Mas estes buracos não podiam ser feitos antes do dia 25 de março, pois nesse período a “terra estava grávida”. Os camponeses da Volinia e da Bielo-Rússia consideravam um grande pecado trabalhar a terra ou mesmo bater os pés no chão antes deste dia. Isso remonta a mais antiga figura dentre as deuses eslavas, Mati Syra Zemlja (Úbere Mãe Terra).

Ainda no século XIX, em algumas regiões o ritual do casamento buscava a benção das vilas e não de Svarog.

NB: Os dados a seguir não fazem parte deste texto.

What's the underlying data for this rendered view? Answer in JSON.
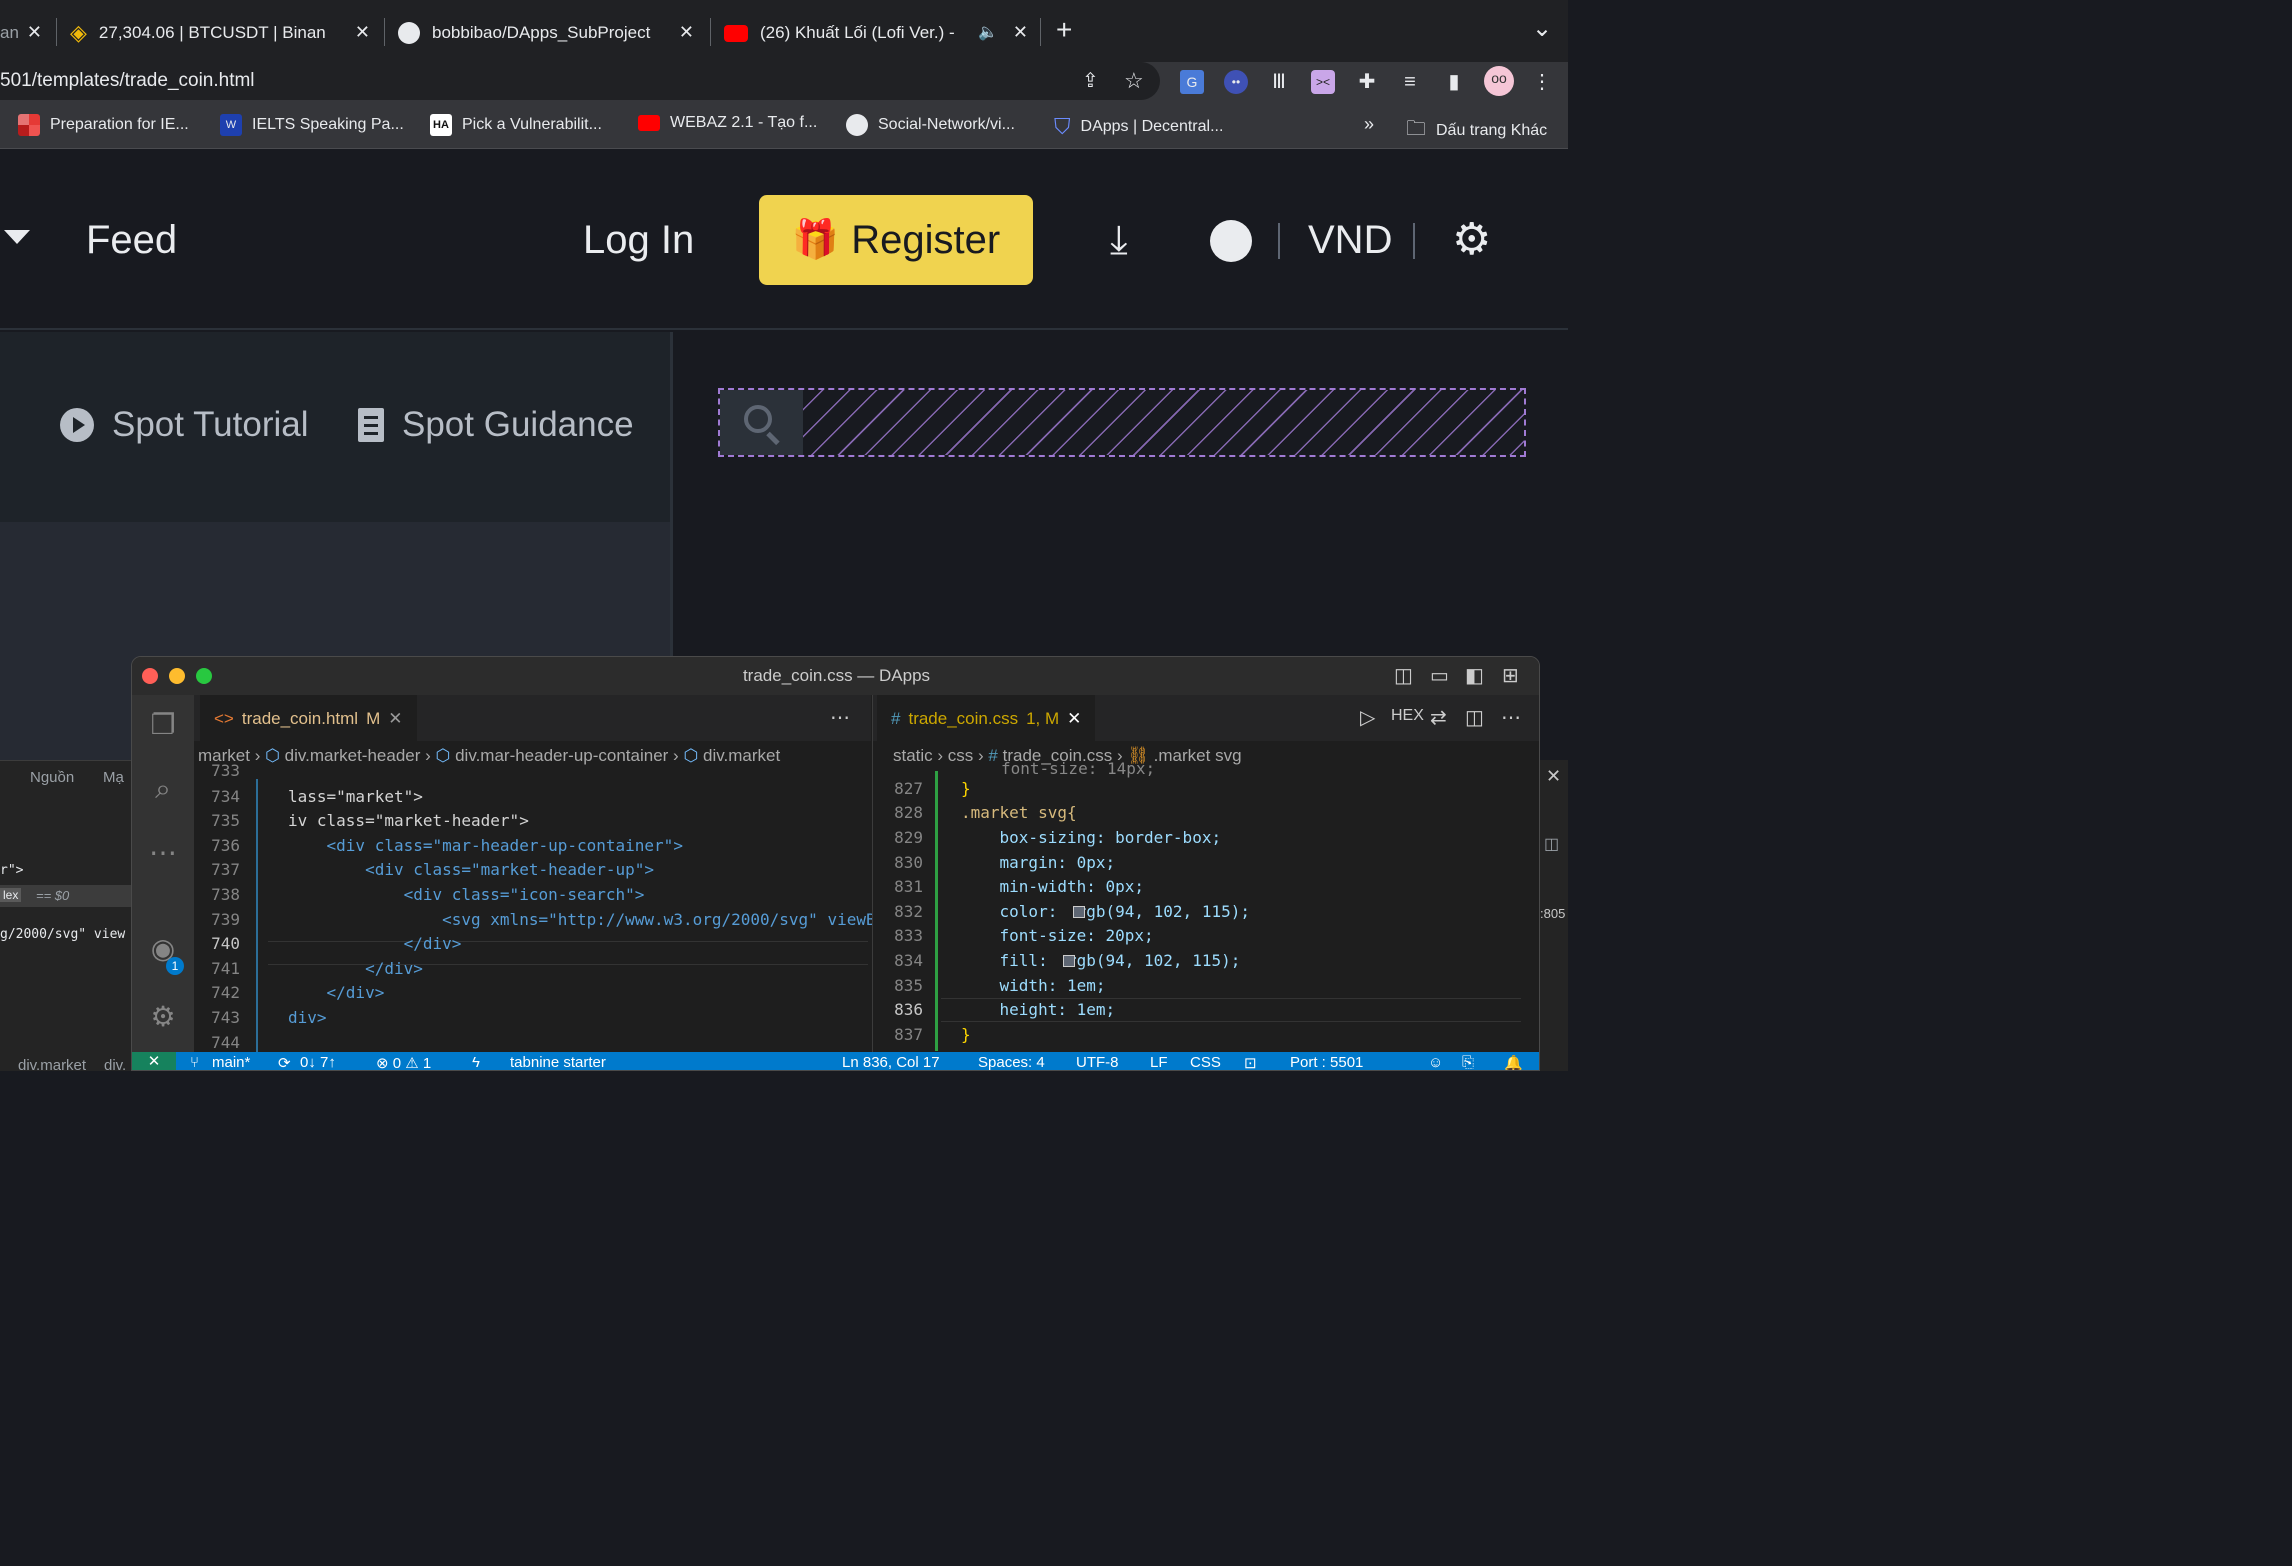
{
  "browser": {
    "tabs": [
      {
        "title": "an",
        "close": "✕"
      },
      {
        "title": "27,304.06 | BTCUSDT | Binan",
        "close": "✕"
      },
      {
        "title": "bobbibao/DApps_SubProject",
        "close": "✕"
      },
      {
        "title": "(26) Khuất Lối (Lofi Ver.) -",
        "close": "✕"
      }
    ],
    "new_tab": "+",
    "tab_menu": "⌄",
    "url": "501/templates/trade_coin.html",
    "bookmarks": [
      "Preparation for IE...",
      "IELTS Speaking Pa...",
      "Pick a Vulnerabilit...",
      "WEBAZ 2.1 - Tạo f...",
      "Social-Network/vi...",
      "DApps | Decentral..."
    ],
    "bookmarks_more": "»",
    "other_bookmarks": "Dấu trang Khác"
  },
  "site": {
    "nav_feed": "Feed",
    "login": "Log In",
    "register": "Register",
    "currency": "VND",
    "spot_tutorial": "Spot Tutorial",
    "spot_guidance": "Spot Guidance"
  },
  "devtools": {
    "tab_source": "Nguồn",
    "tab_network": "Mạ",
    "line1": "r\">",
    "line2": "lex",
    "line2b": "== $0",
    "line3": "g/2000/svg\" view",
    "footer1": "div.market",
    "footer2": "div.",
    "coord": ":805"
  },
  "vscode": {
    "title": "trade_coin.css — DApps",
    "left_tab": {
      "name": "trade_coin.html",
      "status": "M",
      "close": "✕"
    },
    "right_tab": {
      "name": "trade_coin.css",
      "status": "1, M",
      "close": "✕"
    },
    "right_tools": {
      "hex": "HEX"
    },
    "left_crumbs": [
      "market",
      "div.market-header",
      "div.mar-header-up-container",
      "div.market"
    ],
    "right_crumbs": [
      "static",
      "css",
      "trade_coin.css",
      ".market svg"
    ],
    "left_lines": [
      {
        "n": "733",
        "t": ""
      },
      {
        "n": "734",
        "t": "lass=\"market\">"
      },
      {
        "n": "735",
        "t": "iv class=\"market-header\">"
      },
      {
        "n": "736",
        "t": "    <div class=\"mar-header-up-container\">"
      },
      {
        "n": "737",
        "t": "        <div class=\"market-header-up\">"
      },
      {
        "n": "738",
        "t": "            <div class=\"icon-search\">"
      },
      {
        "n": "739",
        "t": "                <svg xmlns=\"http://www.w3.org/2000/svg\" viewB"
      },
      {
        "n": "740",
        "t": "            </div>"
      },
      {
        "n": "741",
        "t": "        </div>"
      },
      {
        "n": "742",
        "t": "    </div>"
      },
      {
        "n": "743",
        "t": "div>"
      },
      {
        "n": "744",
        "t": ""
      }
    ],
    "right_lines": [
      {
        "n": "827",
        "t": "}"
      },
      {
        "n": "828",
        "t": ".market svg{"
      },
      {
        "n": "829",
        "t": "    box-sizing: border-box;"
      },
      {
        "n": "830",
        "t": "    margin: 0px;"
      },
      {
        "n": "831",
        "t": "    min-width: 0px;"
      },
      {
        "n": "832",
        "t": "    color:  rgb(94, 102, 115);"
      },
      {
        "n": "833",
        "t": "    font-size: 20px;"
      },
      {
        "n": "834",
        "t": "    fill:  rgb(94, 102, 115);"
      },
      {
        "n": "835",
        "t": "    width: 1em;"
      },
      {
        "n": "836",
        "t": "    height: 1em;"
      },
      {
        "n": "837",
        "t": "}"
      }
    ],
    "partial_top_line": "font-size: 14px;",
    "status": {
      "branch": "main*",
      "sync": "0↓ 7↑",
      "problems": "⊗ 0 ⚠ 1",
      "tabnine": "tabnine starter",
      "position": "Ln 836, Col 17",
      "spaces": "Spaces: 4",
      "encoding": "UTF-8",
      "eol": "LF",
      "lang": "CSS",
      "port": "Port : 5501"
    },
    "accounts_badge": "1"
  },
  "colors": {
    "brand_yellow": "#f0d34f",
    "status_blue": "#007acc",
    "swatch": "#5e6673"
  }
}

Além das coroas de folhas e do  beijo na testa exigia – que deu origem ao costume natalino –  cada um dos nubentes deveria engolir um torrão de terra.

Outras entidades

Além de resolverem as questões humanas as vilas se dedicam a proteger as famílias de criaturas malignas, desencorajando animais e criminosos mas também aplacando ou afastando criaturas fantásticas como por exemplo:

  • Kaukas: duendes domésticos, geralmente inofensivos mas caso algo os estivesse incomodando poderiam ser responsaveis por azedar o leite e esconder objetos pessoais, entre outras travessuras.
  • Veles: são os espíritos de seres humanos mortos não sendo portanto necessariamente ruins.
  • Baubas: espécie de bicho-papão. Criatura escura, olhos vermelhos, braços magros e dedos longos e magros. Se presente, mora no local da casa onde o sol não bate, caso contrário vive em alguma floresta ou caverna próxima.
  • Baba Yaga: bruxa que devora crianças pequenas e que se apoia em pés de galinha, equivalente feminino de Baubas.

Festivais Eslavos

Os festivais mais importantes da religião eslava são os solstícios e equinócios que marcam as quatro estações e o girar do rosto multifacetado de Svarog.

Dentre eles o que recebia mais destaque era sem dúvida Kupala, o  solstício de verão, o Ivanà-Kupala (Noite Kupala) ainda celebrado na Polônia na noite mais curta do ano que ocorre entre os dias 21 e 24 de junho. Neste dia ocorria um banho ritual (kupati significa banhar-se) bem como a montagem de enormes fogueiras envolta das quais danças coletivas entoavam preces e cânticos religiosos.

O solstício de inverno é celebrado no festival de Koliada. Inicialmente celebrada nos dias 6 e 7 de janeiro muitas de suas tradições foram incorporadas nas celebrações de natal dos países eslavos.

O equinócio da primavera é lembrado no festival de Komoeditsa (ou Maslenitsa) entre os dias 20 e 21 de março quando tradicionalmente ocorriam os casamentos.

O outono era celebrado no Tausen (também chamado Bogach, Vtorye Oseniny ou Ruyen) o festival da colheita no dia 21 de setembro, quando era preenchido o copo chifrado de Svarog. Neste dia era costume fazer um voto para o novo ciclo, tomando-se um punhado de terra, fazendo uma declaração e o devolvendo.

Outros festivais

  • Dia de Marzanna (ou Morana) no dia 10 de novembro. Neste festival uma figura de palha representando era afogada ou queimada. Este costume pode ter tido origem em antigos rituais de sacrifício que se  perderam no tempo. Houve uma tentativa da igreja católica de proibir a prática que falhou e em seguida tentou-se identificá-la com a malhação de Judas.
  • Krasnaya Gorka (literalmente “Vale Vermelho” dedicado ao culto dos ancestrais, no qual cada clã fazia uma homenagem a seus ancestrais. Era comum neste dia um clã pregar peças no outro. Celebrado em 01 de abril e 30 de maio
  • Dias de Veles:  Vários dias em janeiro e fevereiro eram usados para honras os mortos.
  • Dia do Perun (2 de agosto) Celebração do deus do trovão.